Weekend Scholarship Roundup

  • Ashraf Booley argues that Tunisia should be seen as the vanguard of women-friendly legislation in the Arab world in “Progressive Realisation of Muslim Family Law: The Case of Tunisia,” Islamic Law & Law of the Muslim World eJournal, (originally published in Potchefstroom Electronic Law Journal, Vol. 22, 2019).
  • In the chapter “Islamist Turn in Turkey, State Transnationalism and Transnational Islamist Unofficial Law,” Islamic Law & Law of the Muslim World eJournal, Ihsan Yilmaz argues that Turkey’s ruling Justice and Development Party (AKP) has been actively pursuing strategies of transnational Islamist populism and heavily resorting to state transnationalism with the intention of exporting their composite ideology to Turkish diasporas throughout the world. This study also offers preliminary findings on the impact that these fatwas have had on domestic Turks and Turks of the diaspora, and how the justification of the government’s wrongdoings through fatwas have affected Turkish people, including leading to an increase of radicalism.

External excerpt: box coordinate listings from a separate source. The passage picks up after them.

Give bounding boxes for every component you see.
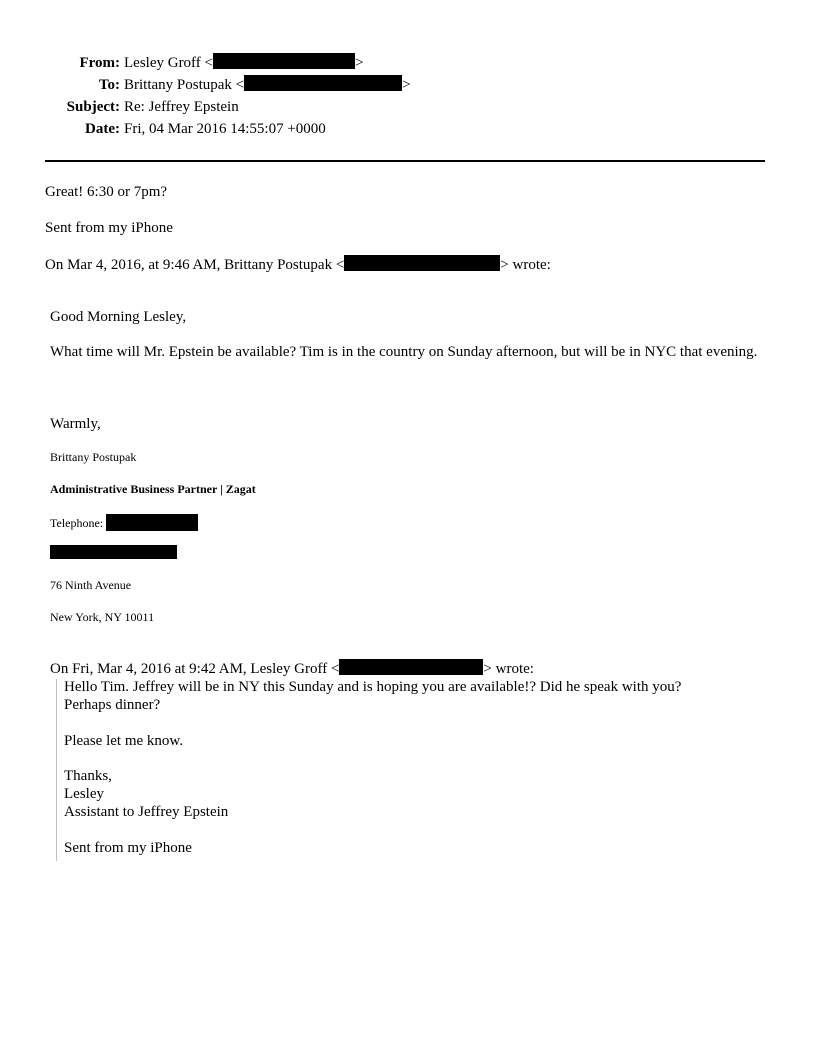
from-label: From:: [79, 55, 120, 71]
redacted-email: [344, 255, 500, 271]
quoted-sent-from: Sent from my iPhone: [64, 840, 192, 856]
date-value: Fri, 04 Mar 2016 14:55:07 +0000: [124, 121, 326, 137]
subject-label: Subject:: [66, 99, 120, 115]
from-row: [0, 52, 816, 74]
reply-intro-prefix: On Mar 4, 2016, at 9:46 AM, Brittany Postupak <: [45, 257, 345, 273]
quoted-line: Perhaps dinner?: [64, 697, 161, 713]
to-label: To:: [98, 77, 120, 93]
redacted-signature-line: [50, 545, 177, 559]
reply-greeting: Good Morning Lesley,: [50, 309, 187, 325]
signature-phone: [50, 514, 198, 531]
signature-address-line2: New York, NY 10011: [50, 610, 155, 624]
quoted-line: Please let me know.: [64, 733, 183, 749]
to-value: Brittany Postupak < >: [124, 77, 411, 93]
quote-bar: [56, 679, 57, 861]
from-value: Lesley Groff < >: [124, 55, 364, 71]
signature-title: Administrative Business Partner | Zagat: [50, 482, 256, 496]
redacted-email: [244, 75, 402, 91]
quoted-name: Lesley: [64, 786, 104, 802]
signature-address-line1: 76 Ninth Avenue: [50, 578, 132, 592]
quoted-line: Hello Tim. Jeffrey will be in NY this Sunday and is hoping you are available!? Did he speak with you?: [64, 679, 682, 695]
reply-intro-suffix: > wrote:: [500, 257, 551, 273]
reply-intro: [45, 255, 551, 274]
quoted-intro: [50, 659, 534, 678]
redacted-email: [339, 659, 483, 675]
body-line: Great! 6:30 or 7pm?: [45, 184, 168, 200]
date-label: Date:: [85, 121, 120, 137]
subject-row: [0, 96, 816, 118]
sent-from-line: Sent from my iPhone: [45, 220, 173, 236]
email-header: [0, 52, 816, 140]
header-divider: [45, 160, 765, 162]
signature-name: Brittany Postupak: [50, 450, 137, 464]
redacted-email: [213, 53, 355, 69]
redacted-phone: [106, 514, 198, 531]
from-name: Lesley Groff: [124, 55, 201, 71]
to-name: Brittany Postupak: [124, 77, 232, 93]
subject-value: Re: Jeffrey Epstein: [124, 99, 239, 115]
quoted-intro-suffix: > wrote:: [483, 661, 534, 677]
quoted-thanks: Thanks,: [64, 768, 112, 784]
quoted-intro-prefix: On Fri, Mar 4, 2016 at 9:42 AM, Lesley Groff <: [50, 661, 340, 677]
reply-message: What time will Mr. Epstein be available? Tim is in the country on Sunday afternoon, but will be in NYC that evening.: [50, 344, 758, 360]
to-row: [0, 74, 816, 96]
date-row: [0, 118, 816, 140]
reply-closing: Warmly,: [50, 416, 101, 432]
quoted-role: Assistant to Jeffrey Epstein: [64, 804, 229, 820]
signature-phone-label: Telephone:: [50, 516, 104, 530]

  • Beng Hui Tan explores the treatment of LGBT individuals in Malaysia in “The LGBT Quandary in New Malaysia,” Islamic Law & Law of the Muslim World eJournal, (originally published in Australian Journal of Asian Law, Vol. 20, No. 1, article 15, 2019). This article argues that the current official response to LGBT individuals is heavily influenced by the legacy of the previous regime: restrictive laws; politicised ethnicity and religion; and an ethically-challenged media.